- Original Movie Poster.
- Directed by: Avtar Krishna Kaul
- Screenplay by: Avtar Krishna Kaul
- Based on: Athara Sooraj Ke Paudhe by Ramesh Bakshi
- Produced by: Avtar Krishna Kaul
- Starring: Raakhee M.K. Raina
- Cinematography: Apurba Kishore Bir
- Edited by: Ravi Patnaik
- Music by: Hariprasad Chaurasia Bhubaneswar Mishra
- Release date: 1974;
- Running time: 118 minutes
- Country: India
- Language: Hindi

= 27 Down =

1974 Indian Hindi film

27 Down is a 1974 Indian drama film directed by Awtar Krishna Kaul, starring Raakhee and M.K. Raina. The film is based on the Hindi novel Athara Sooraj Ke Paudhe, by Ramesh Bakshi, about a railways employee who meets a girl on the train. The film's music was performed by classical musicians Hariprasad Chaurasia and Bhubaneswar Mishra, while the production design was by Bansi Chandragupta.
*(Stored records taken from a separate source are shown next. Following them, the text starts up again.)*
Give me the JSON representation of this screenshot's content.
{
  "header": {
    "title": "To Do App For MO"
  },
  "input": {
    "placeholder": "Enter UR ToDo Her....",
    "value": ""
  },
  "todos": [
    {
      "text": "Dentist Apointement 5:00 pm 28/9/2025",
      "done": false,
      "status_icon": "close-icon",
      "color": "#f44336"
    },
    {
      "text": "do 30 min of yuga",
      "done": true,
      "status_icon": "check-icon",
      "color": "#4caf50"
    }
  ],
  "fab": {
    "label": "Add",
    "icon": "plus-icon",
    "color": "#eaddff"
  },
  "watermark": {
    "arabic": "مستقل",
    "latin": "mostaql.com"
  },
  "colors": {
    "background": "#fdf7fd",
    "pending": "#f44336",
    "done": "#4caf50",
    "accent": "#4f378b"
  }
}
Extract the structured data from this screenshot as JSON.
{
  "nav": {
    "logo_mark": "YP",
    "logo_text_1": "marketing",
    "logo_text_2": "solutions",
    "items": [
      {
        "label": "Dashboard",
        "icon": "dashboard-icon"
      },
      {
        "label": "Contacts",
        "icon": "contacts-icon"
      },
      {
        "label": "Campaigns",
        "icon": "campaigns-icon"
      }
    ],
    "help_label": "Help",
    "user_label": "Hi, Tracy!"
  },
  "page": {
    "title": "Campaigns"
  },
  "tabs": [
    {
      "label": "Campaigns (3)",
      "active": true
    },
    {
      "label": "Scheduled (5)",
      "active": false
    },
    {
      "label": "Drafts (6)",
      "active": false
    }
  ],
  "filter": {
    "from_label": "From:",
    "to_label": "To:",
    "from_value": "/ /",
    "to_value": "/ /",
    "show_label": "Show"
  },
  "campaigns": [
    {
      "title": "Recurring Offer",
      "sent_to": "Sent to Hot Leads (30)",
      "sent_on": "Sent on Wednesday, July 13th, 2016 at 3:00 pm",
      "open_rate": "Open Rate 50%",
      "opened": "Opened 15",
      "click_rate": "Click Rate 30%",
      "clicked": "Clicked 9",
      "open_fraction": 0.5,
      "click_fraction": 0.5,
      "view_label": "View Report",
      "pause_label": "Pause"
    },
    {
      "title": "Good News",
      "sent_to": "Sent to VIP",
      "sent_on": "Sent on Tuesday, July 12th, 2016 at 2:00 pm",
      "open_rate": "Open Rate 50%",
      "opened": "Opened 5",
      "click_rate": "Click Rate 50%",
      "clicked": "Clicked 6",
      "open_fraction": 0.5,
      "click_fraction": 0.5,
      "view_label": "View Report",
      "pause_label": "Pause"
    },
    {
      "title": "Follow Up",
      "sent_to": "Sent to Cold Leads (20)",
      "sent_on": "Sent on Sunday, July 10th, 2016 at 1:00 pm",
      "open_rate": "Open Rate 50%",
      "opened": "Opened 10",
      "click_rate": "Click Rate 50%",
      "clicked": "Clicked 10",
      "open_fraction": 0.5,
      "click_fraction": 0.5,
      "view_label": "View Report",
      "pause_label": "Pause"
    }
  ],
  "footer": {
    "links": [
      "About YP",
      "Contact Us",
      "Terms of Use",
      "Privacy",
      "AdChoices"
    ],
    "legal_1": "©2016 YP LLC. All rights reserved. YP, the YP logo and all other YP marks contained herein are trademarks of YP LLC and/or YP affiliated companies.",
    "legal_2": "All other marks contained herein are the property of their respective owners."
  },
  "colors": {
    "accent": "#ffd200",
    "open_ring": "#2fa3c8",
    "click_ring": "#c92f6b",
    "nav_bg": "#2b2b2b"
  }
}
At the 21st National Film Awards, the film won the Award for Best Feature Film in Hindi as well as Best Cinematography, for Apurba Kishore Bir. The film's director Avatar Kaul died in an accident the same week the awards were announced. It was his only film.

==Plot==
The film is set on 27 Down, the Bombay-Varanasi Express, Sanjay (M.K. Raina) is on a pilgrimage journey to Varanasi (Banaras), and remembers his life in flashbacks. Sanjay gives up his dreams to become an artist, in order to support his family he takes up his father's profession of railways employee. He spends his days as a railways ticket checker, till he meets a Life Insurance Corporation employee, Shalini (Raakhee), on the suburban train. After a few more meetings, they fall in love, and Sanjay starts seeing life differently, but when his father finds about their relationship, he fixes his marriage with some other girl.

==Cast==
- Raakhee as Shalini
- M.K. Raina as Sanjay
- Rekha Sabnis as Sanjay's Wife
- Om Shivpuri as Anna (Sanjay's father)
- Madhavi Manjula as Aka (Sanjay's mother)
- Sadhu Meher
- Sudhir Dalvi as Sanjay's friend
- Nilesh Vellani as young Sanjay

==Music==
1. "Chuk Chuk Chuk" - Ravi Kichlu

==Special Mention==

27 Down is featured in Avijit Ghosh's book, 40 Retakes: Bollywood Classics You May have Missed. He wrote the film explores urban alienation just like French writer Albert Camus did in his novels; something no Hindi film had done before. Cinematographer AK Bir's camera travels inside the mind of the protagonist, he also said.

==Production==
The film was shot on location on Bhusaval railway station, steam yard, suburbs of railway premises and railway quarter for some scenes while other major parts at Mumbai trains, platforms, and at Mumbai's Victoria Terminus station, suburbs of Mumbai, the cinematographer of the film, Apurba Kishore Bir was 22 years old when he got the project, he shot 70 percent of the film using a hand-held camera, inspired by The Battle of Algiers, a 1966 war film with an aim to put the camera right in the conflict, he shot with wide lenses rather than zooms. Bir chose to shoot the film in black and white, as he wanted stark contrasts. As it was difficult to control across crowd, most of the film's platform scenes were shot in the night, or at side platforms, and extras made it look like a busy time.